As a long-time exporter of flow data from edge devices, I've run into the issue of data underuse. I usually export from edge devices: WAN routers & firewalls. I've not personally found too much use in exporting flow data from core devices, as that's rarely where I need to do flow analysis. The edge devices have been the key in my experience, answering questions such as:
- Who's using all the bandwidth?
- How long has a given flow been alive?
- What's the traffic mix look like across this link?
What occurs to me is that I usually only look at flow data when I've got a problem, most often when a link is saturated and I need to quickly nail down the culprit. That said, I know that's a waste of interesting historical data, if only I'd take the time to look at it. There's just so much of it to plow through, that I usually don't take the time. It seems like there's always so many more pressing things to do that I don't take the time to make large chunks of historical flow data digestible.

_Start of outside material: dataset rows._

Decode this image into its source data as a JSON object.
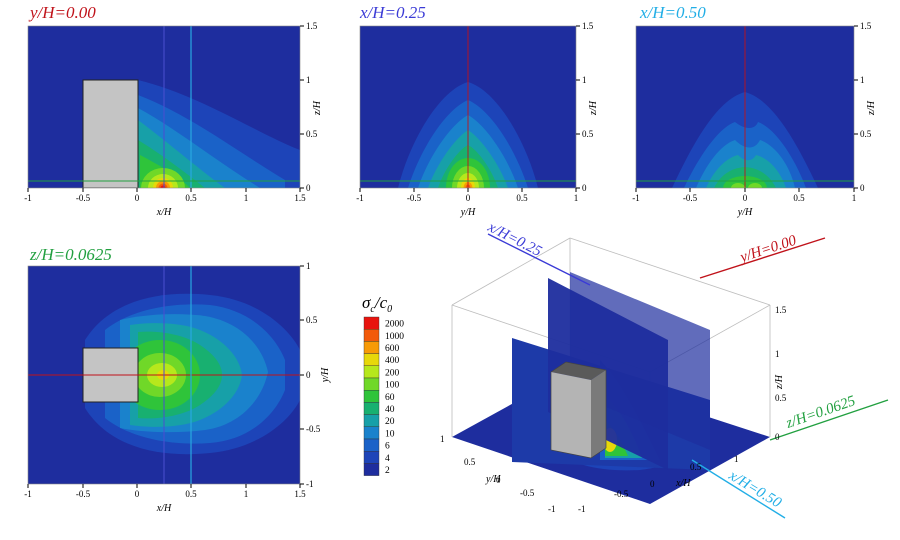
{
  "chart_data": [
    {
      "type": "contour",
      "title": "y/H=0.00",
      "title_color": "#c0121a",
      "xlabel": "x/H",
      "ylabel": "z/H",
      "xlim": [
        -1,
        1.5
      ],
      "ylim": [
        0,
        1.5
      ],
      "xticks": [
        "-1",
        "-0.5",
        "0",
        "0.5",
        "1",
        "1.5"
      ],
      "yticks": [
        "0",
        "0.5",
        "1",
        "1.5"
      ],
      "building": {
        "x": [
          -0.5,
          0
        ],
        "z": [
          0,
          1
        ]
      },
      "peak": {
        "x": 0.25,
        "z": 0.0,
        "level": 2000
      },
      "reference_lines": [
        {
          "axis": "x",
          "value": 0.25,
          "color": "#4a4fd0"
        },
        {
          "axis": "x",
          "value": 0.5,
          "color": "#28a8e0"
        },
        {
          "axis": "z",
          "value": 0.0625,
          "color": "#22a040"
        }
      ]
    },
    {
      "type": "contour",
      "title": "x/H=0.25",
      "title_color": "#3b3bd6",
      "xlabel": "y/H",
      "ylabel": "z/H",
      "xlim": [
        -1,
        1
      ],
      "ylim": [
        0,
        1.5
      ],
      "xticks": [
        "-1",
        "-0.5",
        "0",
        "0.5",
        "1"
      ],
      "yticks": [
        "0",
        "0.5",
        "1",
        "1.5"
      ],
      "peak": {
        "y": 0.0,
        "z": 0.0,
        "level": 1000
      },
      "reference_lines": [
        {
          "axis": "y",
          "value": 0.0,
          "color": "#c0121a"
        },
        {
          "axis": "z",
          "value": 0.0625,
          "color": "#22a040"
        }
      ]
    },
    {
      "type": "contour",
      "title": "x/H=0.50",
      "title_color": "#22aee6",
      "xlabel": "y/H",
      "ylabel": "z/H",
      "xlim": [
        -1,
        1
      ],
      "ylim": [
        0,
        1.5
      ],
      "xticks": [
        "-1",
        "-0.5",
        "0",
        "0.5",
        "1"
      ],
      "yticks": [
        "0",
        "0.5",
        "1",
        "1.5"
      ],
      "peak": {
        "y": 0.0,
        "z": 0.0,
        "level": 100
      },
      "reference_lines": [
        {
          "axis": "y",
          "value": 0.0,
          "color": "#c0121a"
        },
        {
          "axis": "z",
          "value": 0.0625,
          "color": "#22a040"
        }
      ]
    },
    {
      "type": "contour",
      "title": "z/H=0.0625",
      "title_color": "#22a040",
      "xlabel": "x/H",
      "ylabel": "y/H",
      "xlim": [
        -1,
        1.5
      ],
      "ylim": [
        -1,
        1
      ],
      "xticks": [
        "-1",
        "-0.5",
        "0",
        "0.5",
        "1",
        "1.5"
      ],
      "yticks": [
        "-1",
        "-0.5",
        "0",
        "0.5",
        "1"
      ],
      "building": {
        "x": [
          -0.5,
          0
        ],
        "y": [
          -0.25,
          0.25
        ]
      },
      "peak": {
        "x": 0.25,
        "y": 0.0,
        "level": 400
      },
      "reference_lines": [
        {
          "axis": "x",
          "value": 0.25,
          "color": "#4a4fd0"
        },
        {
          "axis": "x",
          "value": 0.5,
          "color": "#28a8e0"
        },
        {
          "axis": "y",
          "value": 0.0,
          "color": "#c0121a"
        }
      ]
    },
    {
      "type": "3d-slices",
      "slice_labels": [
        {
          "text": "x/H=0.25",
          "color": "#3b3bd6"
        },
        {
          "text": "y/H=0.00",
          "color": "#c0121a"
        },
        {
          "text": "z/H=0.0625",
          "color": "#22a040"
        },
        {
          "text": "x/H=0.50",
          "color": "#22aee6"
        }
      ],
      "axis_labels": {
        "x": "x/H",
        "y": "y/H",
        "z": "z/H"
      },
      "xticks": [
        "-1",
        "-0.5",
        "0",
        "0.5",
        "1"
      ],
      "yticks": [
        "1",
        "0.5",
        "0",
        "-0.5",
        "-1"
      ],
      "zticks": [
        "0",
        "0.5",
        "1",
        "1.5"
      ]
    }
  ],
  "legend": {
    "title_sigma": "σ",
    "title_sub_c": "c",
    "title_slash": "/",
    "title_c": "c",
    "title_sub_0": "0",
    "levels": [
      "2000",
      "1000",
      "600",
      "400",
      "200",
      "100",
      "60",
      "40",
      "20",
      "10",
      "6",
      "4",
      "2"
    ],
    "colors": [
      "#e8140e",
      "#f25a0a",
      "#f79a06",
      "#e7d80a",
      "#b6e81c",
      "#70d828",
      "#2fc43a",
      "#18b070",
      "#17a0a8",
      "#1a82cc",
      "#1a62c8",
      "#1d44b8",
      "#1e2d9e"
    ]
  }
}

To kick off a discussion, I'm curious to hear the answer to a few questions.
- Other than troubleshooting, how do you make use of your flow data?
- How often do you look at flow data summaries, and in what form (on-demand via HTML form, automated reporting, CLI top-talkers, etc.)?
- Summaries have the side effect of masking more granular data, i.e. smaller flows that might be interesting. In your view, is this a concern, and if so, how do you work around it?
- How old does flow data have to get before it's no longer useful? For the sake of SQL, I was only keeping 7 days worth of flow data in NTA, assuming that it would be very unlikely I'd need to go back further than that. That was true most of the time, but there were times I wished I could dig back further.